Deputies Pike and Curry did not respond to messages seeking comment from Coffee or Die. Both men reside in Key West.
The arrest report indicates the case began around 1:43 a.m. at 527 Duval St. in Key West. Officer Erik Roberts and Field Training Officer Thomas Clark were arresting a suspect in a different case less than a block away.
Clark heard “male voices challenging one another to a fight,” according to the arrest report.
And then it was on. The Key West cops ran toward a jumble of men “grabbing at, striking and pulling at one another,” some of them on the ground, surrounded by a crowd of those stopped to gawk at the shenanigans.
Pike appeared to separate from the three sailors. Then Black approached him. Pike stepped back and punched him “forcefully with a closed fist, in the face,” with Curry also pushing the sailor down, the report indicated.
That triggered Bejar, who jumped back into the fray to shove Curry, Field Training Officer Clark wrote.
“There was a loud ‘thump’ on the sidewalk from the force of James’ fall,” according to the report.
Black was knocked out, and Bejar tried to cradle him, his blood dripping into Black’s face. Clark saw blood from the back of Black’s head pooling on the sidewalk.
The officers called for police backup and help from the island’s Emergency Medical Services.
At first, the Key West Police officers thought Pike had been “ganged up on” by the sailors, but then they reviewed their body-worn camera footage, and it appeared the deputy had struck “with malice.”
Low suffered no injuries and told officers he was only trying to break up the melee. Like both deputies and his fellow sailors, he didn’t want to press charges.
Bejar and Pike were treated at the Lower Keys Medical Center for cuts to their left cheeks and released.
“All of the subjects exhibited slurred speech, glassy/watery/bloodshot eyes and the odor of an alcoholic beverage on their breath,” the arrest report stated.

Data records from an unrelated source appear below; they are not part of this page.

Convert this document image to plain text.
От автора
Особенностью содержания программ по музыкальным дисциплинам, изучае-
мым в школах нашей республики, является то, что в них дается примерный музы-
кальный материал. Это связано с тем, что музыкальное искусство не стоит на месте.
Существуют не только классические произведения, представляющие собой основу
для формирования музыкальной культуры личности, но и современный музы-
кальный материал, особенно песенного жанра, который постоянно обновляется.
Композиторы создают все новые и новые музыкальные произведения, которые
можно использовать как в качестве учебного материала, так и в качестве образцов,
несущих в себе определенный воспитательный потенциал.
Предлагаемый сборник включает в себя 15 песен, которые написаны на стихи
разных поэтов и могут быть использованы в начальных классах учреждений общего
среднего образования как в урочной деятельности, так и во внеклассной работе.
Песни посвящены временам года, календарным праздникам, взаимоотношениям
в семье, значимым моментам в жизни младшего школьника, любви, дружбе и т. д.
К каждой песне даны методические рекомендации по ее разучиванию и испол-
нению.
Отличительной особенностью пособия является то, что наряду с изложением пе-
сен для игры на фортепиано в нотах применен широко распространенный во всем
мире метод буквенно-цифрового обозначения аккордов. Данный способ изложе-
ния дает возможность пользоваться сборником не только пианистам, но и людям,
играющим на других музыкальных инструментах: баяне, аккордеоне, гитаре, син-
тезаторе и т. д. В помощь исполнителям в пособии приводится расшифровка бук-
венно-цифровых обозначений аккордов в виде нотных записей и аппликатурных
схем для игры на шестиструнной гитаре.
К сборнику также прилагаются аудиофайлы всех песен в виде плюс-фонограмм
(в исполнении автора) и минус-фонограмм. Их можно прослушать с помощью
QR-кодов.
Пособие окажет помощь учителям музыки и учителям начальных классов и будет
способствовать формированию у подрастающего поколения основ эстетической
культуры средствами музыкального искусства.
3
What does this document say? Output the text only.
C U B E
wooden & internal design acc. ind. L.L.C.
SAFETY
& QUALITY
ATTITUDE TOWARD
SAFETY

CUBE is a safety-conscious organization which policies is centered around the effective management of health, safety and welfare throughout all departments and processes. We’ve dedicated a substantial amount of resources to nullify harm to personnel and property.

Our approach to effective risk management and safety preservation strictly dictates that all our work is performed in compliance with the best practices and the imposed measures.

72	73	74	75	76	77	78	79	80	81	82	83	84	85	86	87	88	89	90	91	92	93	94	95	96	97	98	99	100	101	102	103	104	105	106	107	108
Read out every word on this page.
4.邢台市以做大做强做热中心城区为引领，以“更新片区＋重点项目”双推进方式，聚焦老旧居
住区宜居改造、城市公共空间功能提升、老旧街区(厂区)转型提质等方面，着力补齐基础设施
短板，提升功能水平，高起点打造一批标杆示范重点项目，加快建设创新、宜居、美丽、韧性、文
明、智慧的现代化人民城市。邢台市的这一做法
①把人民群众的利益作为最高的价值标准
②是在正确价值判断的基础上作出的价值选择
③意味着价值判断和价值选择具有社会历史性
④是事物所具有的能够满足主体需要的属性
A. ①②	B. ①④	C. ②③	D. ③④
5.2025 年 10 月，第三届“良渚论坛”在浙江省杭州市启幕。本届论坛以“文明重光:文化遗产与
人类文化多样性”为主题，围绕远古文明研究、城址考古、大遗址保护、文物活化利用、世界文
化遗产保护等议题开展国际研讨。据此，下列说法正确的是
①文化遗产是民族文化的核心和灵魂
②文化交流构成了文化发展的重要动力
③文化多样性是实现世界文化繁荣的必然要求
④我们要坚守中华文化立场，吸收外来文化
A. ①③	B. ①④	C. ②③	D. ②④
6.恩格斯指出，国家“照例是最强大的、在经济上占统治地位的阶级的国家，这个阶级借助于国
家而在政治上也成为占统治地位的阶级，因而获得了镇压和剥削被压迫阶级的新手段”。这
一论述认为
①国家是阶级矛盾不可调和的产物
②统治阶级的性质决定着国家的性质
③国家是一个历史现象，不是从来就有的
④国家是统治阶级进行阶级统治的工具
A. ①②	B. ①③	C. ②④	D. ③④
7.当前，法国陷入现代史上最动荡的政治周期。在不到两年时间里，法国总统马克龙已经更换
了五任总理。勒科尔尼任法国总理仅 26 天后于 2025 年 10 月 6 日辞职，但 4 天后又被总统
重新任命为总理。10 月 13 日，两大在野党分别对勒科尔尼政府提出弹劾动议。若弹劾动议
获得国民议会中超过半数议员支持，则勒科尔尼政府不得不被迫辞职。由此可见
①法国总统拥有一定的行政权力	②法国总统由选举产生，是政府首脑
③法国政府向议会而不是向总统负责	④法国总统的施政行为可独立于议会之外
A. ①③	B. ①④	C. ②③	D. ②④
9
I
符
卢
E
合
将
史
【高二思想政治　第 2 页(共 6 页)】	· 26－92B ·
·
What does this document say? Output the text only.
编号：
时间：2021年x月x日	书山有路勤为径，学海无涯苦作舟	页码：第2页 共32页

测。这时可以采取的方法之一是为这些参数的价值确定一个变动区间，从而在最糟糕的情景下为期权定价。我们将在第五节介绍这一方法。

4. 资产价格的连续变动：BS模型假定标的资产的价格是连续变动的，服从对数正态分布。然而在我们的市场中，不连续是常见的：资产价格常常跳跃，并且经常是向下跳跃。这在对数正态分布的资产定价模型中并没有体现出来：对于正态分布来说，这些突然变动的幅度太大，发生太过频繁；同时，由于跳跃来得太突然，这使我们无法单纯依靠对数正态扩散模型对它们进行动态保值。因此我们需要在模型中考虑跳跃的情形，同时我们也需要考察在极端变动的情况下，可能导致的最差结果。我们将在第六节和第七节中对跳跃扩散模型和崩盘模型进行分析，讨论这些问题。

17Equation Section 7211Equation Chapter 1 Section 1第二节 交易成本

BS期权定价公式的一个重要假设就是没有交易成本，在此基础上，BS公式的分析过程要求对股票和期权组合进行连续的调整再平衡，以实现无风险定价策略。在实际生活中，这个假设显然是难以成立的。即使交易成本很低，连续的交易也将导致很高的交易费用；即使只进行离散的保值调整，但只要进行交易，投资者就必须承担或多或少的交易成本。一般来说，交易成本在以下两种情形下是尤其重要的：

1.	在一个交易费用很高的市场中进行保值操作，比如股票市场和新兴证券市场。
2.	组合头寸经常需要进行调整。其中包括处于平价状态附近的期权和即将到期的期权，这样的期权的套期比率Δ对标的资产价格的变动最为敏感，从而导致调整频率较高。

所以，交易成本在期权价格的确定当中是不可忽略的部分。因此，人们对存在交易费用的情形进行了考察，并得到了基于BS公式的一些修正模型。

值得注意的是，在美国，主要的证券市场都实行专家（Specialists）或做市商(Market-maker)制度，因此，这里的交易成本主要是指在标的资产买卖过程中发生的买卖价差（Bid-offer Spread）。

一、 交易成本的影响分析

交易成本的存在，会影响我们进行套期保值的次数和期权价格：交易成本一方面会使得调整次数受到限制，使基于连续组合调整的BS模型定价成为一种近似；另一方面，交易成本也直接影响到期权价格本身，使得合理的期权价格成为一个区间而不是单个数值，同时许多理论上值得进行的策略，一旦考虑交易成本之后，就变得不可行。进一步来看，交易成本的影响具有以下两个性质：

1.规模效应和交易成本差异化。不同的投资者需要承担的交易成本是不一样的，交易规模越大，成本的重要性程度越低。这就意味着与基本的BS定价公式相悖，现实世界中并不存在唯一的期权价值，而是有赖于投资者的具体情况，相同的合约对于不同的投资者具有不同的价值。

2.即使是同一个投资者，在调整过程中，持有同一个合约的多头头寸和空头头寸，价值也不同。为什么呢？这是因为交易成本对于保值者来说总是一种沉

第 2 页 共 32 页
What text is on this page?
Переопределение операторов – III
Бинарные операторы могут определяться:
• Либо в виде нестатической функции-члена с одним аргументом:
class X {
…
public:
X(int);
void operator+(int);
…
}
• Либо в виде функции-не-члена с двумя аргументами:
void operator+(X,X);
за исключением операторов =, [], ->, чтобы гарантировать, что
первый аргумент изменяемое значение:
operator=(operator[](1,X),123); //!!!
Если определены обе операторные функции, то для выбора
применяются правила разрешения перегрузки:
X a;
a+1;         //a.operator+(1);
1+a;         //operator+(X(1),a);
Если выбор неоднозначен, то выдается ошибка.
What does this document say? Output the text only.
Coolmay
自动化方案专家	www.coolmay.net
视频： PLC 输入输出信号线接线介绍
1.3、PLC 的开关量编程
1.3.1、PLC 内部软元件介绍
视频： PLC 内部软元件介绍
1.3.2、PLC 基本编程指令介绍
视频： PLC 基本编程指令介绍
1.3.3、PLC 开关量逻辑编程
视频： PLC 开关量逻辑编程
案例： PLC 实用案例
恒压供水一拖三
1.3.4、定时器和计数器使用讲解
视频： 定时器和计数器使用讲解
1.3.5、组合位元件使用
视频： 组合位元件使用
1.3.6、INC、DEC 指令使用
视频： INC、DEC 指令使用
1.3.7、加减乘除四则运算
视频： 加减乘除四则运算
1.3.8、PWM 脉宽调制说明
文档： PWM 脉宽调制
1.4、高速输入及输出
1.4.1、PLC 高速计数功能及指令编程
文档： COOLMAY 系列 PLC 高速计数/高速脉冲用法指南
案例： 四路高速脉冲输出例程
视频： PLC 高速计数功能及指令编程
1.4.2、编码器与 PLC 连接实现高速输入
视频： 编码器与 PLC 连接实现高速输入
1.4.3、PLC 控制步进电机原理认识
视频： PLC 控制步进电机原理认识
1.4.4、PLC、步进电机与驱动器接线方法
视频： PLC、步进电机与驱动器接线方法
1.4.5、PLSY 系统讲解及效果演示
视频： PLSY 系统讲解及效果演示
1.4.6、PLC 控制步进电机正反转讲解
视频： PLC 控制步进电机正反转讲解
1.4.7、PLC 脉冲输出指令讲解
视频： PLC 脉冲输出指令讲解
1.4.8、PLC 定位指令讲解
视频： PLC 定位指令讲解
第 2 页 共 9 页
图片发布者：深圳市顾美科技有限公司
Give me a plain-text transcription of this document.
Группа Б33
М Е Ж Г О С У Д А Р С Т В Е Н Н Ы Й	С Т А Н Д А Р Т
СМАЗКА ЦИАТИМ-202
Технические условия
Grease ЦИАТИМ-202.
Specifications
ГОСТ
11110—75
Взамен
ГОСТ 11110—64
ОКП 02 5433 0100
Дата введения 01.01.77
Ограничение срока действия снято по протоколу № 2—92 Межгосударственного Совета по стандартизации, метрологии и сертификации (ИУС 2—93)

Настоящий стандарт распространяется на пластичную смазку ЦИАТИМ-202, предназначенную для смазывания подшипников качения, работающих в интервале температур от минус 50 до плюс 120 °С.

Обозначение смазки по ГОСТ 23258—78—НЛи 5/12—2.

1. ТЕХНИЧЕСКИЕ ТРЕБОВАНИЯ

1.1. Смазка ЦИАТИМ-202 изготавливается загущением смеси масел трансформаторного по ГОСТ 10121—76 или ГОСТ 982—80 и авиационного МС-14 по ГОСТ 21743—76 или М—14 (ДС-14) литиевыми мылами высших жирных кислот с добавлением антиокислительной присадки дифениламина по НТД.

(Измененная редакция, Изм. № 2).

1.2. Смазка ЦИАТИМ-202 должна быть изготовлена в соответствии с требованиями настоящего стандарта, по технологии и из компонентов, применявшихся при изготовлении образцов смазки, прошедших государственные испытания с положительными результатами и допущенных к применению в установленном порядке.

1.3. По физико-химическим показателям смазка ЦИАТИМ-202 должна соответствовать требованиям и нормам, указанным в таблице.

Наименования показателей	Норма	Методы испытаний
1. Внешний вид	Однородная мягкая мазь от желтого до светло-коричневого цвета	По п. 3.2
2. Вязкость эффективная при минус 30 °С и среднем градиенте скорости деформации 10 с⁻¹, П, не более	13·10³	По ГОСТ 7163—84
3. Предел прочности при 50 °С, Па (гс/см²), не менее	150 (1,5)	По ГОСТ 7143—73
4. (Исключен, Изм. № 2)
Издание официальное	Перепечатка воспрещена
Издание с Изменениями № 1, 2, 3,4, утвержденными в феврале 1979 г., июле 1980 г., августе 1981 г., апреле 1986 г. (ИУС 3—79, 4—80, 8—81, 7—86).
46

Officers reported that Black could eventually stand, but he continued to pass in and out of consciousness. Key West Fire Department personnel transported him to the Lower Keys Medical Center, where his injury was diagnosed as a brain bleed.
Monroe County’s Trauma Star Sikorsky S-76C+ helicopter rushed Black to Miami for emergency treatment. Because of his serious medical condition, Key West authorities didn’t interview him before he boarded the air ambulance.
Black enlisted in the Navy on Oct. 1, 2015, according to his military records. His decorations include two Navy “E” Ribbons, the Good Conduct Medal, and the National Defense Service Medal. He’s served in VFC-12 for more than two years.
County jail records indicate the other four defendants had been released by Monday morning.
The story was first reported by the Miami Herald.